Peu surprenantes mais essentielles. Ce sont les conclusions de la publication de l’étude PestiRiv, publiée par l’Agence nationale de sécurité sanitaire de l’alimentation, de l’environnement et du travail (Anses) et Santé publique France, le 15 septembre. Après quatre années de recherche, celle-ci affirme, et même confirme, que les personnes vivant près des vignes sont surexposées aux pesticides, en particulier les enfants entre 3 et 6 ans.
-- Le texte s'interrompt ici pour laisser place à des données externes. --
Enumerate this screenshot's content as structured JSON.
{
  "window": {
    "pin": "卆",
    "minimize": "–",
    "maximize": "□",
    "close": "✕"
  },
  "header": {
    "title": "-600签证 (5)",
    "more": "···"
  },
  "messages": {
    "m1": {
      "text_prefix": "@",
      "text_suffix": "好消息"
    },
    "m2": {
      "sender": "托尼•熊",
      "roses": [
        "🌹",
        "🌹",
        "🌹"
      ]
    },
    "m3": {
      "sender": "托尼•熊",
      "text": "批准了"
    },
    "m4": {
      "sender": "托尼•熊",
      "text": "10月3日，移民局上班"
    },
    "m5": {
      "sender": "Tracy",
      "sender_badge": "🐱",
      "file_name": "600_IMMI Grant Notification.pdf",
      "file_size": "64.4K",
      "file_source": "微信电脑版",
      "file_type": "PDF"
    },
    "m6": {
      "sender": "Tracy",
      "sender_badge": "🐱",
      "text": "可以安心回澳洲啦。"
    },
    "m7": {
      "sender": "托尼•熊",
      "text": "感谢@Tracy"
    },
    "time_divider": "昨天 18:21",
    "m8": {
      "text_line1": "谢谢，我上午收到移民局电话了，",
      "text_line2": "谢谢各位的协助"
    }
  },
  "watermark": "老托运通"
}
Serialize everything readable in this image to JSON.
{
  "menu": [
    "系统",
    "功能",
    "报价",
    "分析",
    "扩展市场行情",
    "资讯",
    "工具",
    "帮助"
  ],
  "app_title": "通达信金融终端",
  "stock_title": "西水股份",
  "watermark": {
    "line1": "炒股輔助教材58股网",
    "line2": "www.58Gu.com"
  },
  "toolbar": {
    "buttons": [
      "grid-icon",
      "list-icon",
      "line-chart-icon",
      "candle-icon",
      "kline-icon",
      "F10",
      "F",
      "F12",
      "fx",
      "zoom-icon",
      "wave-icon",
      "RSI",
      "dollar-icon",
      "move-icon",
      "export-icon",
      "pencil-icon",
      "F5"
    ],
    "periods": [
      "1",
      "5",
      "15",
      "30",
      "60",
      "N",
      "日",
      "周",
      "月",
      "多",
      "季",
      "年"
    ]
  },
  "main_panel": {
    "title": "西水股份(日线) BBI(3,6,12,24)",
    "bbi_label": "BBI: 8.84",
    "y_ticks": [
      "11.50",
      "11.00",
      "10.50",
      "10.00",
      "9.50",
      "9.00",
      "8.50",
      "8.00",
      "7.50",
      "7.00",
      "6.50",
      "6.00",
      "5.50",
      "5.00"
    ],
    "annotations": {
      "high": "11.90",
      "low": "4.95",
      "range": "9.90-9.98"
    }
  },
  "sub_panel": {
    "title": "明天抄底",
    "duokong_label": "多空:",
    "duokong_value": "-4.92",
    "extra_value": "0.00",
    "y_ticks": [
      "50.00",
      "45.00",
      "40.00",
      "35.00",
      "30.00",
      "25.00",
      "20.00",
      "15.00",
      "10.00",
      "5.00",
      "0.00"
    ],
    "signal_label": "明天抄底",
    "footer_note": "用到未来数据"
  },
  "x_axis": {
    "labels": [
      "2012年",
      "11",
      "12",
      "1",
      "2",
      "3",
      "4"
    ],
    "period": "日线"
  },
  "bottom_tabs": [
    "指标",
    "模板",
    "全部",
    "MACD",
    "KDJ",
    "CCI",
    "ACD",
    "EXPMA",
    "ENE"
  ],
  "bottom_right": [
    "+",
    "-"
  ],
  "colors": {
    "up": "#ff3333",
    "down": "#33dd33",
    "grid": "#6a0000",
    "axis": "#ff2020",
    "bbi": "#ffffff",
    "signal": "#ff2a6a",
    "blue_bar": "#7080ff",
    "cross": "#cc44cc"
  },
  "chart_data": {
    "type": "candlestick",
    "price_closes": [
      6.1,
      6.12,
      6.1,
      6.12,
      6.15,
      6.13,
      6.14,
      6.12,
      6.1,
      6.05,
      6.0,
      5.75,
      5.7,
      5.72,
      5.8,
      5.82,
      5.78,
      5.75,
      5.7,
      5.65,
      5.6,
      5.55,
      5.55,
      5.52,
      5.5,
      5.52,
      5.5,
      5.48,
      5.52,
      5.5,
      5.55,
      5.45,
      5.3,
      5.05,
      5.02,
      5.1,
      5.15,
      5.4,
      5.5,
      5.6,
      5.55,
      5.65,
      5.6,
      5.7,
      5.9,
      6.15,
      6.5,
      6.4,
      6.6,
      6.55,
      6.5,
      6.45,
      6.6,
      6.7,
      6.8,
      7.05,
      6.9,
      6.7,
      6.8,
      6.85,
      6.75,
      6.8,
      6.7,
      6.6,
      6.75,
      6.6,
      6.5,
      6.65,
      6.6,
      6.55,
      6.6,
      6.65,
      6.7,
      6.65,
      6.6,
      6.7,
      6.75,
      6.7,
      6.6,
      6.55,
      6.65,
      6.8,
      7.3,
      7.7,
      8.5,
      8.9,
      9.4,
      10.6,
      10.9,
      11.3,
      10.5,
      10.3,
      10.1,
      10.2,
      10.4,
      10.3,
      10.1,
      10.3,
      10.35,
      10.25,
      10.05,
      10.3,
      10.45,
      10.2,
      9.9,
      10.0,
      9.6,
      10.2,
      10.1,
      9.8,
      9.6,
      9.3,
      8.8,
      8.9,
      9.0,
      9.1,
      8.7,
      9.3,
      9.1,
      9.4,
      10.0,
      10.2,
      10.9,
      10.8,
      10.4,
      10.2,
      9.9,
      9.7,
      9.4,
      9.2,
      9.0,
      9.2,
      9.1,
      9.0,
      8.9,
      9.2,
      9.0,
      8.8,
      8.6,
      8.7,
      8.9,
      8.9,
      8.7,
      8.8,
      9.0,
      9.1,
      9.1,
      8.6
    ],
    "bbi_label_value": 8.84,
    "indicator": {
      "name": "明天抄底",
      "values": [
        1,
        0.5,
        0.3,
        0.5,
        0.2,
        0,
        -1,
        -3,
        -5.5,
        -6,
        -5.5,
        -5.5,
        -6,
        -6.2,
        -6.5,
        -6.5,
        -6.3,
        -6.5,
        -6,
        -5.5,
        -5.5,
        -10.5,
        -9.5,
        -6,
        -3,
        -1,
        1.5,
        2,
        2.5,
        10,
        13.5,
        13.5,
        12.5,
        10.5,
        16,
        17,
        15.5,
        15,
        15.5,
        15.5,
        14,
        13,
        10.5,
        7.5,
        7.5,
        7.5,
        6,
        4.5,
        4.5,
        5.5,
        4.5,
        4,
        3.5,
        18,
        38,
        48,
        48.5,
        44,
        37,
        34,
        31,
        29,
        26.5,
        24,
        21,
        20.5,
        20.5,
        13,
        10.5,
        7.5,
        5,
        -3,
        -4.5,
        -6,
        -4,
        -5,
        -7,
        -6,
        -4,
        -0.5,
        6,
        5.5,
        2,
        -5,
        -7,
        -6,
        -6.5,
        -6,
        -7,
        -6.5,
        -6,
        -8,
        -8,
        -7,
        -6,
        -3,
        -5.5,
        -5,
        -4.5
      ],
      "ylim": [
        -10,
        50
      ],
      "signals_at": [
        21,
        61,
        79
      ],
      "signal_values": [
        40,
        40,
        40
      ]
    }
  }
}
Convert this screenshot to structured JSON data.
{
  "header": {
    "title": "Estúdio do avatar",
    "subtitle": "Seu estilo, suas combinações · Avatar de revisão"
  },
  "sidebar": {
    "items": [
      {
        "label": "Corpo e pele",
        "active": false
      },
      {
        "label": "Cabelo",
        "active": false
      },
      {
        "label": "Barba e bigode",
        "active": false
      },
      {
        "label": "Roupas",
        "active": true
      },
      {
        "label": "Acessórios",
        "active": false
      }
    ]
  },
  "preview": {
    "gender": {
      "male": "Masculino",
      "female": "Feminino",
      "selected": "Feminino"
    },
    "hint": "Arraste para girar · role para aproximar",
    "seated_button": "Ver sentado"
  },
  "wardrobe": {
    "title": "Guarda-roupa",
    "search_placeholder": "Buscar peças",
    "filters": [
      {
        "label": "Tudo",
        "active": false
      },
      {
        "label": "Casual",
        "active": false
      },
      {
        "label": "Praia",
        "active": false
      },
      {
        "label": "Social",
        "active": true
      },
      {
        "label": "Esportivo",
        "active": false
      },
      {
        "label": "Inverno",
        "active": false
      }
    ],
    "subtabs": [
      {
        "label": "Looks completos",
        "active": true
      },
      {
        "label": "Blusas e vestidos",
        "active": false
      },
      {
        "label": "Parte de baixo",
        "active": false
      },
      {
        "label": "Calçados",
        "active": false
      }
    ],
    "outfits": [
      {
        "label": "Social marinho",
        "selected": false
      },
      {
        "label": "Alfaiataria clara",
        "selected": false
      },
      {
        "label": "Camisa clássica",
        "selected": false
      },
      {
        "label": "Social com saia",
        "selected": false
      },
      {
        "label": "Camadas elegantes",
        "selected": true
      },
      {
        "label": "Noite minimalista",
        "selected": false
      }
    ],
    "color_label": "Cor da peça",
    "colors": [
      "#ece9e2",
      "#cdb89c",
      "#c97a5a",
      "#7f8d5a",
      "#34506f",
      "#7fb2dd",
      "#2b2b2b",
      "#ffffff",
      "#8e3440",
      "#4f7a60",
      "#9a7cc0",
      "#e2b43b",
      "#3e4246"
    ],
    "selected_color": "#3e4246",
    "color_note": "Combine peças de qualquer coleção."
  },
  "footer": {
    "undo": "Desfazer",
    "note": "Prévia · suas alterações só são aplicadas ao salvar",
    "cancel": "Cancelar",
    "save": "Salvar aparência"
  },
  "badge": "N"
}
Les imprégnations sont aussi indéniablement plus élevées pendant les périodes de traitement, pour la quasi-totalité des pesticides étudiés. « Quels que soient le contexte et les conditions, une proximité inférieure à 50 mètres entraîne une surimprégnation. L’impact des traitements sur la surimprégnation est observé, pour la majorité des substances, jusqu’à plusieurs centaines de mètres », détaille l’étude. Selon Santé publique France, environ 4 % de la population réside à moins de 200 mètres de zones viticoles et celles-ci concentrent près de 20 % des pesticides utilisés en métropole.

La question de fond, qui a pris beaucoup d’ampleur ces derniers mois, trotte dans toutes les têtes : les personnes vivant à proximité des vignes sont-elles réellement en danger et peuvent-elles développer un cancer ? « Même si PestiRiv n’est pas une étude d’évaluation des risques sanitaires – elle sera complétée par d’autres travaux –, les données vont nous permettre de progresser dans la compréhension des expositions en vie réelle et des facteurs qui influencent ces expositions. Ceci permettra aux institutions publiques des mesures d’adaptation afin de réduire ces expositions et les effets potentiels sur la santé », signale d’emblée Benoît Vallet, directeur général de l’Anses, en insistant sur la robustesse des données.